If you cannot patch immediately, a stopgap is to modify container entry‑points to clear inheritable capabilities early using a tool like capsh or a wrapper script. This is fragile and requires rebuilding images, so it’s only a temporary bridge until a proper runtime upgrade is possible.
Quick Reference: Essential Commands
| Task | Command |
|---|---|
| Check Podman version | podman --version |
| Check Docker version | docker --version |
| Find files with capabilities in a container | getcap -r / or find / -xattrname security.capability -print |
| Inspect capability sets of a process (PID 1) | cat /proc/1/status \\| grep Cap then capsh --decode HEXVALUE |
| Recreate a Docker container | docker stop ID && docker rm ID && docker run ... |
Outlook
The Podman and Docker flaws are a classic case of a small initialization mistake with large downstream consequences. The lessons go beyond these specific CVEs. Container runtime defaults are not neutral — they directly affect the security contract between an image author and the runtime environment. A feature as seemingly innocuous as inheritable capability propagation, if misused, can unravel internal privilege separation.

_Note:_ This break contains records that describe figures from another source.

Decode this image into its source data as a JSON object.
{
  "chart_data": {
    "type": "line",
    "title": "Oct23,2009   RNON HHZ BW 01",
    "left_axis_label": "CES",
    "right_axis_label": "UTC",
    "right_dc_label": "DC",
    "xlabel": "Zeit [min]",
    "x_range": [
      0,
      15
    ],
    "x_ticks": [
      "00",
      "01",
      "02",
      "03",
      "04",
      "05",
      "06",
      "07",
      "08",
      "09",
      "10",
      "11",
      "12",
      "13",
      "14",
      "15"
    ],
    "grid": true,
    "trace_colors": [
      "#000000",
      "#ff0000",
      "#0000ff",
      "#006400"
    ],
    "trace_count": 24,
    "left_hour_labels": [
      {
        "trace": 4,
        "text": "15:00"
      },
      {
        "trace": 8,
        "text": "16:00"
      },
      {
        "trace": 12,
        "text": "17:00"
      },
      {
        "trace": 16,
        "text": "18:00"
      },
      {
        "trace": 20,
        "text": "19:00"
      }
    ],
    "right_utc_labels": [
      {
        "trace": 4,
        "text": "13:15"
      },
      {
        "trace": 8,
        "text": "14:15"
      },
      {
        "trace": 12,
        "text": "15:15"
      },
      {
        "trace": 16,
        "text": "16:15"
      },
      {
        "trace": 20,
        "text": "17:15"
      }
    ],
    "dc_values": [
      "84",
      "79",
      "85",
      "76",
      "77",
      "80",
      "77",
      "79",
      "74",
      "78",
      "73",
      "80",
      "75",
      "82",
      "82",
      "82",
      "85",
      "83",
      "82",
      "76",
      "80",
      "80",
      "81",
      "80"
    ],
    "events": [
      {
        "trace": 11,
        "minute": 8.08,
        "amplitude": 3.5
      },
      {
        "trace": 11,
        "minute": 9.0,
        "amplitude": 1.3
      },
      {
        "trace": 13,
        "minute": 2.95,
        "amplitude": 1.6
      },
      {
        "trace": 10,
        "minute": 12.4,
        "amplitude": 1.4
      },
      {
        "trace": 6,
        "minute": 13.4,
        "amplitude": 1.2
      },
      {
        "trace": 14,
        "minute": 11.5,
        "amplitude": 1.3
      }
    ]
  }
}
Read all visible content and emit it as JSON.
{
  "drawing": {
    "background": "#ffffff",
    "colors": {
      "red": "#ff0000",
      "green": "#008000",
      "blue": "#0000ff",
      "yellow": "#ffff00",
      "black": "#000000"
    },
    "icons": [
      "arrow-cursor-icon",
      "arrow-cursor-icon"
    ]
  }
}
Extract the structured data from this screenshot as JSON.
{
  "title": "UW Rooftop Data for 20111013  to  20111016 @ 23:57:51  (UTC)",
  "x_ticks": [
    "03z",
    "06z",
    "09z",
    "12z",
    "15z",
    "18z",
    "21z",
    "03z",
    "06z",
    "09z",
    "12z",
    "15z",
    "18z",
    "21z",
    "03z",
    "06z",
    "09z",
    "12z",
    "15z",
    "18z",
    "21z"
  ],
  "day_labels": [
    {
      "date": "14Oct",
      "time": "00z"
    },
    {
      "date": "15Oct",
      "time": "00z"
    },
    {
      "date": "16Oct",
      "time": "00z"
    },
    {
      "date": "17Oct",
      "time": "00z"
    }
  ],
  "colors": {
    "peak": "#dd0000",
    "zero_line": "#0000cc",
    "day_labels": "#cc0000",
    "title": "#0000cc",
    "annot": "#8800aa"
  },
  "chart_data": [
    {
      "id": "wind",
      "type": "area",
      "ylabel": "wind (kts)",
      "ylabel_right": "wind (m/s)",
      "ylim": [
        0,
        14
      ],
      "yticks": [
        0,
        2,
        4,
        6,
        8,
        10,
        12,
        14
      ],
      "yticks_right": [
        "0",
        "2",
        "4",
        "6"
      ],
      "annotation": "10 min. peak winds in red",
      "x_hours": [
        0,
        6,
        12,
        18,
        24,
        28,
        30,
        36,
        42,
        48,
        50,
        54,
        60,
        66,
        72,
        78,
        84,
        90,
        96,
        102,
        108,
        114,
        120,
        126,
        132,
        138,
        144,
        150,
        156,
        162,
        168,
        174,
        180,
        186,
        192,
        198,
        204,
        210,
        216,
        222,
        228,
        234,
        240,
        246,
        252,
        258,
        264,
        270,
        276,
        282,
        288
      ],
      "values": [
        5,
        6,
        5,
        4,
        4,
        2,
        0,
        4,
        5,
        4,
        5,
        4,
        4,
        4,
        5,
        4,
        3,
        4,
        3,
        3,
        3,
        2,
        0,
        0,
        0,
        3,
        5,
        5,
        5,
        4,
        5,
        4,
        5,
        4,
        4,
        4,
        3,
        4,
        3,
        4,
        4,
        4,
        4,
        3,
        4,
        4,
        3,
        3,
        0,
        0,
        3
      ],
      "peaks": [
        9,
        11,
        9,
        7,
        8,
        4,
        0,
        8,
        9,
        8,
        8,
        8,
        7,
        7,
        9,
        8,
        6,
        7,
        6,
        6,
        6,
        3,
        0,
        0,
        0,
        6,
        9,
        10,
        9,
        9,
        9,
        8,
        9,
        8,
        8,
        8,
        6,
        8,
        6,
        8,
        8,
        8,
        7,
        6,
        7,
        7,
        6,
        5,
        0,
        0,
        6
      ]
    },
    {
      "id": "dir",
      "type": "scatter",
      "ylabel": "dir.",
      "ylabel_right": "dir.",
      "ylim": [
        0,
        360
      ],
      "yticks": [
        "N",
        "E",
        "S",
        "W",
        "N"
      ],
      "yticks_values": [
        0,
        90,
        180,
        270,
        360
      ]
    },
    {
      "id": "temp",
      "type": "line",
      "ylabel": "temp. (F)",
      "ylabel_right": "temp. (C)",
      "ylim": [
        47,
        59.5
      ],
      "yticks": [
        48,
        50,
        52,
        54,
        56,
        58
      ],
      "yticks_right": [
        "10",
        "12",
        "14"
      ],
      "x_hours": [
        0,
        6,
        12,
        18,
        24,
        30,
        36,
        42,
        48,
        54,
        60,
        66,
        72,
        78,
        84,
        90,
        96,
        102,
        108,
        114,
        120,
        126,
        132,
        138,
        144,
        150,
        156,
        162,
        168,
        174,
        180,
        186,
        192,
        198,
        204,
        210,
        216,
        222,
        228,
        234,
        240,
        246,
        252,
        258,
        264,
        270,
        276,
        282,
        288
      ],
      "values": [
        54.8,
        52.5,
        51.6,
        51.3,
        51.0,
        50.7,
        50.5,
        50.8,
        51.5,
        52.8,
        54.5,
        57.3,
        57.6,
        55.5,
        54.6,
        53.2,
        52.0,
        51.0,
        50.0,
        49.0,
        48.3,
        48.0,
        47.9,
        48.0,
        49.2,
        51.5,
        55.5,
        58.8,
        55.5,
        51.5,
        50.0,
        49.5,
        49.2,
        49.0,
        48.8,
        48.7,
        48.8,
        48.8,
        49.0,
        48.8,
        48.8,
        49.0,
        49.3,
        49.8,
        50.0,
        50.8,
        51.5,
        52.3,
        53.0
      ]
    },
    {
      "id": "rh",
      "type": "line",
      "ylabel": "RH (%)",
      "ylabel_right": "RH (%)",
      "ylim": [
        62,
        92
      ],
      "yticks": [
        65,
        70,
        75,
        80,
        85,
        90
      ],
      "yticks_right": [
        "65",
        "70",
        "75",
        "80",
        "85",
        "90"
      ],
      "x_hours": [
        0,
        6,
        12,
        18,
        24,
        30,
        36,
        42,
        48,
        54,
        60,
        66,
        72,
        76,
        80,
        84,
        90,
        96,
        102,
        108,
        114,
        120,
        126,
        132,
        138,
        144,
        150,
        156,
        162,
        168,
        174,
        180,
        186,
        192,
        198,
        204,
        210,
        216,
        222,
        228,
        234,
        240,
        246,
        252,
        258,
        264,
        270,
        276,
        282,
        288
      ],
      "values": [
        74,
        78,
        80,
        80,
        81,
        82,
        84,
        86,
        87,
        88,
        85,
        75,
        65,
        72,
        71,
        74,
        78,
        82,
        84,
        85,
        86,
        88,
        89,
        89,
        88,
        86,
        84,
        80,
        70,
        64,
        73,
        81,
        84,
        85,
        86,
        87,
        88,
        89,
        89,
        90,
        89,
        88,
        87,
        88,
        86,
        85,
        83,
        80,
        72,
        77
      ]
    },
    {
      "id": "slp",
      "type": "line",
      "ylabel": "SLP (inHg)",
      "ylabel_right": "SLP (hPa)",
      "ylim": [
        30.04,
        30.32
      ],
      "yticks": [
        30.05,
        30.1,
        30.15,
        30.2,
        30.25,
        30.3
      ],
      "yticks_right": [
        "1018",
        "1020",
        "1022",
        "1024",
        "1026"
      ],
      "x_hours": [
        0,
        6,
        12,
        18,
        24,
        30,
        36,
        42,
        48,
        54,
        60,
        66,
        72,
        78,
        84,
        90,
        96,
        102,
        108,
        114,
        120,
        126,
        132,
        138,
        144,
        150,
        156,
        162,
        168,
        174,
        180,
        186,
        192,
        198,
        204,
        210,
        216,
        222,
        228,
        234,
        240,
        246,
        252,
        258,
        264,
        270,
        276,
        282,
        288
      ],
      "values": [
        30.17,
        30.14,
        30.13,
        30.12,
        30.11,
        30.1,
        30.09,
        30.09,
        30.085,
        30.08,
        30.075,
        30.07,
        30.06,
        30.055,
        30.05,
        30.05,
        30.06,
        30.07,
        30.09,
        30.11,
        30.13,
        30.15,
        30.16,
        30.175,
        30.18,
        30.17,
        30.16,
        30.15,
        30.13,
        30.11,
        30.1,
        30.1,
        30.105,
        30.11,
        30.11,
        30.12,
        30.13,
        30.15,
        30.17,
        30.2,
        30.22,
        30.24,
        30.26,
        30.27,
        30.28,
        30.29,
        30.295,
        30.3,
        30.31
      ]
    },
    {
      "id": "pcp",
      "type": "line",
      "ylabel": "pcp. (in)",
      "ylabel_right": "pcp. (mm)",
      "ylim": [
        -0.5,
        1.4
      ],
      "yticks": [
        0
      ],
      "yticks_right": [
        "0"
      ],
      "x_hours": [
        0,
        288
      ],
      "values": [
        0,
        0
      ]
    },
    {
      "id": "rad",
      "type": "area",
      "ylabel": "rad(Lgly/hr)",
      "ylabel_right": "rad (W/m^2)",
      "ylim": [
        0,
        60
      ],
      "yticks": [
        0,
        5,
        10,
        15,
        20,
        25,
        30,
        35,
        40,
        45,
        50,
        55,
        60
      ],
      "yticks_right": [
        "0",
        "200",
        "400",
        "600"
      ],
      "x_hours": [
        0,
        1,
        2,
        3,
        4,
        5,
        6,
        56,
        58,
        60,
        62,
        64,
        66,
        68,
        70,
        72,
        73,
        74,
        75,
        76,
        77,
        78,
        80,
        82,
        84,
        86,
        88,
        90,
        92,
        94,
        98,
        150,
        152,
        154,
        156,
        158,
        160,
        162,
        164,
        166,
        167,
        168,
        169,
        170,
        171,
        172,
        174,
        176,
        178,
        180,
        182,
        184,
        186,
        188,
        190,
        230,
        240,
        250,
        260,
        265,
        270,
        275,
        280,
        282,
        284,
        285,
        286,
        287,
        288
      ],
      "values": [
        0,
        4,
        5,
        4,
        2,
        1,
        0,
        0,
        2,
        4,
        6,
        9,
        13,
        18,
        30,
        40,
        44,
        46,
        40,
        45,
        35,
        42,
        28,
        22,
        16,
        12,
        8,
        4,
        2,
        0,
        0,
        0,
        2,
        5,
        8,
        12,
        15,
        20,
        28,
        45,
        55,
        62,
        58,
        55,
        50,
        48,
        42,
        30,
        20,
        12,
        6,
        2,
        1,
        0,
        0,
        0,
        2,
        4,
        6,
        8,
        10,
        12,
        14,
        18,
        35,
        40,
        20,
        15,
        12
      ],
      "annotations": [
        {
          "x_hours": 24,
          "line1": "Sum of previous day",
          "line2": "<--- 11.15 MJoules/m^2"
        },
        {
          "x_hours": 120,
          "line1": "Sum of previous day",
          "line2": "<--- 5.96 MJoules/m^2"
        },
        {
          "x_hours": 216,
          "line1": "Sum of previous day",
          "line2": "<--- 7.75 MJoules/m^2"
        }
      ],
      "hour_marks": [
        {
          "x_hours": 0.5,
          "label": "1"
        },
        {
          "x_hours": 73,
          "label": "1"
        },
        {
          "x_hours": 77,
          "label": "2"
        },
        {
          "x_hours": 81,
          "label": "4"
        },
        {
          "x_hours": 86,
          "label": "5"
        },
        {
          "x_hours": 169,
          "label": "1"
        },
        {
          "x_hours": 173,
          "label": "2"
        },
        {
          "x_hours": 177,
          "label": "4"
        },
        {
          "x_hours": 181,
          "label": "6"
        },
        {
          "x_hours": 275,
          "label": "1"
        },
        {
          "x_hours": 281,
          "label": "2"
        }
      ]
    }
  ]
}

Going forward, expect more rigorous capability scanning to become a standard part of image CI pipelines. Tools that detect file capabilities and flag them as security concerns are already being integrated into vulnerability scanners. Runtimes themselves may eventually provide stronger guardrails — for example, refusing to start containers that mix non‑empty inheritable sets with file‑capability‑bearing images unless explicitly allowed.
For now, the message is clear: upgrade your runtimes, recreate your workloads, and cultivate a habit of assuming nothing about the starting state of your containers. The fix for CVE‑2022‑27649 and CVE‑2022‑24769 is available; putting it into practice is the only way to close the door on an unnecessary, yet very real, escalation risk.